Flying autos may still be something of a pipe dream, but letting you car handle your morning commute is coming closer and closer to reality. California legislators seem as eager to embrace this future as we are: a new bill has been introduced in the state legislature to formally legalize driverless cars and the testing of same on California roads, according to the San Francisco Chronicle. The bill entered the state senate on the same day that the neighboring Nevada is beginning to allow companies to apply for a permit to test out self-driving cars on the open road.
The bill is sponsored by State Senator Alex Padilla, who is a trained mechanical engineer. One of the more tricky hurdles that innovators have to jump is the unsure legal situation - in the United States, anything that isn't explicitly illegal is usually fair game, and firms like California's own Google have been using this fact to test self-driving cars on public roads with humans riding along as fleshy backups. Google's autonomous Prius concepts, equipped with computer-controlled gas, brakes and steering mechanisms aided by GPS, cameras and dozens of other sensor systems, have already logged over 200,000 miles on public roads.

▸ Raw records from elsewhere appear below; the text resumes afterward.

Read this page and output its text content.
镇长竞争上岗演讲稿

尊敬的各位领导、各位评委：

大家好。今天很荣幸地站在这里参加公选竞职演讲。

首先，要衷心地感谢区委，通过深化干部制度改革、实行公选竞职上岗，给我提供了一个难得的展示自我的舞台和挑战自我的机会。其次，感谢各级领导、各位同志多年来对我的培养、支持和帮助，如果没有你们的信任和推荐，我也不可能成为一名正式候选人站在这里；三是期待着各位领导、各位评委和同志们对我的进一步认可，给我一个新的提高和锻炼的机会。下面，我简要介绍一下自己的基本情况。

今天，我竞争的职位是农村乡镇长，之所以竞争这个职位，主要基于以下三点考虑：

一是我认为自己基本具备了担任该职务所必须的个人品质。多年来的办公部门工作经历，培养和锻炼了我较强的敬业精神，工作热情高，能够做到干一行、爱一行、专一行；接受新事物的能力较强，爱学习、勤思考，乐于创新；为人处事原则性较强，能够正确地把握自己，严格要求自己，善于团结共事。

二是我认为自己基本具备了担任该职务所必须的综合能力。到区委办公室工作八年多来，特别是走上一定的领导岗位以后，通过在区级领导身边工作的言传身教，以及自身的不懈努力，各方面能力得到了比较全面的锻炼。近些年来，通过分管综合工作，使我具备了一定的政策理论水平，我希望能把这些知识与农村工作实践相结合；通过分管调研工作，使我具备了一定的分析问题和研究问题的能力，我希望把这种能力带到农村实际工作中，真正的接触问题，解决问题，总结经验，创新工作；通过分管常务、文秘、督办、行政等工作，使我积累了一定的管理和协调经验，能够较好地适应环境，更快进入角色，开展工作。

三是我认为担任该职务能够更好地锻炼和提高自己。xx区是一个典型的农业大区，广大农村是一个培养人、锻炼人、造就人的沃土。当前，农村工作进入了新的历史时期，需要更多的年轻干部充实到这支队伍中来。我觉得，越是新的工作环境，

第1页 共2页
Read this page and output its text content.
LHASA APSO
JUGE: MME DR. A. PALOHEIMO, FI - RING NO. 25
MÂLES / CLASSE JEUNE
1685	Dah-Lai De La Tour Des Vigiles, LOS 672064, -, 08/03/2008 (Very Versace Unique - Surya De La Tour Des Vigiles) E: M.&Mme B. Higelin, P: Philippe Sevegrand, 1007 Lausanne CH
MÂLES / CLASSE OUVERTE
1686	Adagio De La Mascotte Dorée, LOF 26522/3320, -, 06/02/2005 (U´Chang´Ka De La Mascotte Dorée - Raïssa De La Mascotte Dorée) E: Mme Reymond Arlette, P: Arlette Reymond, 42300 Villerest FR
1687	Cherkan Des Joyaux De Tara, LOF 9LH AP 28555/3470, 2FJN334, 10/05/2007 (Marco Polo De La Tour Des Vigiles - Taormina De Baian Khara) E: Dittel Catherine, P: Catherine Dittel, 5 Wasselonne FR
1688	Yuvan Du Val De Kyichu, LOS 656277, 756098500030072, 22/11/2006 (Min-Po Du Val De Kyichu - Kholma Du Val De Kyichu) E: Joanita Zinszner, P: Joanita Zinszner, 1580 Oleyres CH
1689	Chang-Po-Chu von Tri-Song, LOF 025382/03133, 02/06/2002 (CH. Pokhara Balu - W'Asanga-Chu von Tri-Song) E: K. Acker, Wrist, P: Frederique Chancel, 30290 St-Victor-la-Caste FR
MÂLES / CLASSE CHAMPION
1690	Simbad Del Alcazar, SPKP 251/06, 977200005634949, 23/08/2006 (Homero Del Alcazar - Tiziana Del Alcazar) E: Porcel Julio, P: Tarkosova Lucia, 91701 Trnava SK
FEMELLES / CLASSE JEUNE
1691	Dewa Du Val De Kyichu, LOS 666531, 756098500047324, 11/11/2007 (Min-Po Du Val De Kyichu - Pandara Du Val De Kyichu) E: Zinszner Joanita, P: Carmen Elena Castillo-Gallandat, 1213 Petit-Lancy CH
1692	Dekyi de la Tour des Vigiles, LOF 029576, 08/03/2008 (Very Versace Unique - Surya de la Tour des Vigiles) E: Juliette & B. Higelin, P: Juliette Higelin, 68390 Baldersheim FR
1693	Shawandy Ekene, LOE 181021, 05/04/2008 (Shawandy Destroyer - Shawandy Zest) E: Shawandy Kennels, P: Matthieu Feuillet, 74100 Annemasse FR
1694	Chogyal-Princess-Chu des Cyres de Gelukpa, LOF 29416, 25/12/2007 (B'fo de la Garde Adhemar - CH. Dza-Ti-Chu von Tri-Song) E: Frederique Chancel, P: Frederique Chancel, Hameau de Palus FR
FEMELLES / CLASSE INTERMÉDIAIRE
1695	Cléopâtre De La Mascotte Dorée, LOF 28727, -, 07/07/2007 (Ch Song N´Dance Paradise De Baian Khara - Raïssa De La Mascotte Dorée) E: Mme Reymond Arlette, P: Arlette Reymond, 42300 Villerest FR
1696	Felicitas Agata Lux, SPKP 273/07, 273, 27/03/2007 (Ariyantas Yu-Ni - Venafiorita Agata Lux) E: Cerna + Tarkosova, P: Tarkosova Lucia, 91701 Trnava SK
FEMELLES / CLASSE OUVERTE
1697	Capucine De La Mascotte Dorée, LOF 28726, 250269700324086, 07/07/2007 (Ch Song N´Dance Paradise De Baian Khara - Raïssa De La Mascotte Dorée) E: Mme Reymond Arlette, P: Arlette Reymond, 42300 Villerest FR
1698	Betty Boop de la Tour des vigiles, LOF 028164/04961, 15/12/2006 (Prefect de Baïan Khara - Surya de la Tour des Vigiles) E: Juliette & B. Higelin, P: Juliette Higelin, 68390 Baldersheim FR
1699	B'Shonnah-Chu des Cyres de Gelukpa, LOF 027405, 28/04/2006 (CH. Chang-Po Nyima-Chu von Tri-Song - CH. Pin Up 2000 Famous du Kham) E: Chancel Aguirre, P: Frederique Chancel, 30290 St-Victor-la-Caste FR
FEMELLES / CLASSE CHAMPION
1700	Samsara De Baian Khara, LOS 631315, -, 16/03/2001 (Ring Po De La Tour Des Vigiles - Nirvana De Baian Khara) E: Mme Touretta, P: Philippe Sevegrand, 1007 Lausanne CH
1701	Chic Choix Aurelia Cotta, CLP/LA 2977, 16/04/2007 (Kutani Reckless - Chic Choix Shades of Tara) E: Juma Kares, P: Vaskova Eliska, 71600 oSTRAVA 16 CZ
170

Legislation wouldn't just be a way of granting state approval for the programs: it's also a way for the DMV to enforce its own set of safety standards. The bill models California's currently theoretical system after Nevada's, issuing testing licences after applicants' machines have spent 10,000 miles on private tracks and requiring two operators in a testing vehicle. Similar proposals are currently in effect in Florida, Hawaii and Oklahoma.